Not only did the Bergeron line absolutely dominate the Isles, but so did most of the Bruins. Boston had three lines play to an expected goal rate of 86% or better. The Islanders had no player post an expected goal rate better than 50%. In fact, the team managed to generate just 0.79 expected goals at even strength.
However, despite the utter domination, New York was never out of this game. They scored first, they were tied entering the third period, they had a powerplay with a chance to take the lead mid-way through the third period, and they were only one shot away from tying the game until the final minutes.
Therein lies the beauty of the New York Islanders.
They are willing to play ugly hockey. They’re willing to defend, chip the puck out, and survive another shift. They receive good goaltending and they’re usually good at generating high danger chances off the counter-attack. No matter how poorly they play, it’s very rare the Isles are completely out of a game.
Sure, New York has some issues and problems they need to solve. Playing to a 20% expected goal rate is no recipe for success. There are two main questions for the Isles entering game two.
Ilya Sorokin got the start for New York after he won all four games for the Isles in round one. The rookie netminder kept the Isles within striking distance for most of the night, stopping 35 shots. None of the blame should go to Sorokin as he was the main reason the score was respectable for most of the night.
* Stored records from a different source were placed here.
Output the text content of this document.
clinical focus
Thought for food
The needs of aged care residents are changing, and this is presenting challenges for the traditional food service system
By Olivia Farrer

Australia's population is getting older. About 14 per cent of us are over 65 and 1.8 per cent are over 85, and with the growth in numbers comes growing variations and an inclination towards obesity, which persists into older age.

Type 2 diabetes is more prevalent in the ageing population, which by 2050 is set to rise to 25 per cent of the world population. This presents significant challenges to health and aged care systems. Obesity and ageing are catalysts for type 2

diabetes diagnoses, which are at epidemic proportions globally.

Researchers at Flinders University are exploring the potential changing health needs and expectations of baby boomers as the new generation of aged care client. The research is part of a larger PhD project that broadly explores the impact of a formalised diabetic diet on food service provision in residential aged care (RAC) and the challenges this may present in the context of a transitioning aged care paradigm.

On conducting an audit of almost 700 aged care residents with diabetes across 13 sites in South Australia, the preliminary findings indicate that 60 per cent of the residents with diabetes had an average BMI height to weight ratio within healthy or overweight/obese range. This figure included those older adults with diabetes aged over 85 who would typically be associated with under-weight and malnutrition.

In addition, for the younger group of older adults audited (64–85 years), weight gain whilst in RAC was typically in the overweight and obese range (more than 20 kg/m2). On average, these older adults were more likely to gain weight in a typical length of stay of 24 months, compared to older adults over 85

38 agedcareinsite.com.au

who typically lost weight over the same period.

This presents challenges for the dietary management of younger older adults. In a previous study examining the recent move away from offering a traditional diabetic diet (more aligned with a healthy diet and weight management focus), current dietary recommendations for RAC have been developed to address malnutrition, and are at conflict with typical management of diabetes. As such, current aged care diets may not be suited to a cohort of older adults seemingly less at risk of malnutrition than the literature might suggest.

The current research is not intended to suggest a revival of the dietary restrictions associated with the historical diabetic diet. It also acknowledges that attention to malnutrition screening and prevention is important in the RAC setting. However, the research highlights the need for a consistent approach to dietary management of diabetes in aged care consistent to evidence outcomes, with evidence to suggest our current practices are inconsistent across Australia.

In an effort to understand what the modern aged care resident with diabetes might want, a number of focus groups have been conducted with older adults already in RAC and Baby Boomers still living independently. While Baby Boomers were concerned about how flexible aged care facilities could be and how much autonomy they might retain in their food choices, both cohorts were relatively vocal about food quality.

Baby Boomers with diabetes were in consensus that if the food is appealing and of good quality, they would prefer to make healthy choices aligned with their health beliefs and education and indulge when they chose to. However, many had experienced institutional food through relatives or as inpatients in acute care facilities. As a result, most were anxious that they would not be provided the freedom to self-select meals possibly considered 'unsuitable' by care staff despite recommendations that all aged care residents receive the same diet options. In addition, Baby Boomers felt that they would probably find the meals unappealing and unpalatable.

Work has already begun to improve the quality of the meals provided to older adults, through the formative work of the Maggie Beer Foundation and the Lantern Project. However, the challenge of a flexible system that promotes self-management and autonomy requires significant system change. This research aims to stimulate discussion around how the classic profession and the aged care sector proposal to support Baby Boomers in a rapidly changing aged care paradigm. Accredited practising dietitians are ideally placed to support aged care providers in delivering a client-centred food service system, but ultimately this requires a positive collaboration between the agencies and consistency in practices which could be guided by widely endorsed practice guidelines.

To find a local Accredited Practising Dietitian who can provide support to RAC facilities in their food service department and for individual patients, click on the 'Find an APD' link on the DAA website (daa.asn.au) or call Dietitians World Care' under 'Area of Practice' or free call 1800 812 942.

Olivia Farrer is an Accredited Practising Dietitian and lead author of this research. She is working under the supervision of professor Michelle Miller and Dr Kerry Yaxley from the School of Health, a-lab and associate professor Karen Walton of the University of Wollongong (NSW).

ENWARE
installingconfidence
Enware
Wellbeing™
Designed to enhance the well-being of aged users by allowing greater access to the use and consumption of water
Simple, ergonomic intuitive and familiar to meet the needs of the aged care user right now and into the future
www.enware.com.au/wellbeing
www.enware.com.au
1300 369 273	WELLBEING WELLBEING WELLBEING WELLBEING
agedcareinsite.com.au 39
However, he was beaten four times, struggled with rebound control at times, and the Isles have a veteran potential Vezina nominee on the bench. Semyon Varlamov was the Isles’ number one goaltender throughout the season, but a combination of injury and shaky play let Sorokin take the reins this postseason.
Barry Trotz did not close the door on making a goaltender change for game two, which is something to watch. There’s no real difference between the two netminders as Varlamov posted a +2.7 goals saved above expectation during the season while Sorokin posted a +2.5 mark. Varlamov won five of six starts against Boston during the season, for whatever that’s worth.
Additionally, the Isles won’t be in this series long if the Pastrnak line shuts down the Nelson line and the Isles get no production from Mathew Barzal. Barzal is the Isles’ most talented forward, but he has just one even strength point in these playoffs. Trotz hinted at possible changes amongst his forward lines, so it’ll be interesting to see if offensively challenged pest Leo Komarov is demoted and Barzal is given a more offensive minded winger to play with.
With the Bruins as -200 favorites, it’s simply not a line I’d be willing to bet in an NHL playoff game. I’d understand staying away as the Isles looked completely overmatched in the series opener. However, I’m personally going to throw a few shekels on the Isles at +170. I think there’s value there on a team that knows how to defend and win close games. They can’t possibly be worse in game two than they were in game one.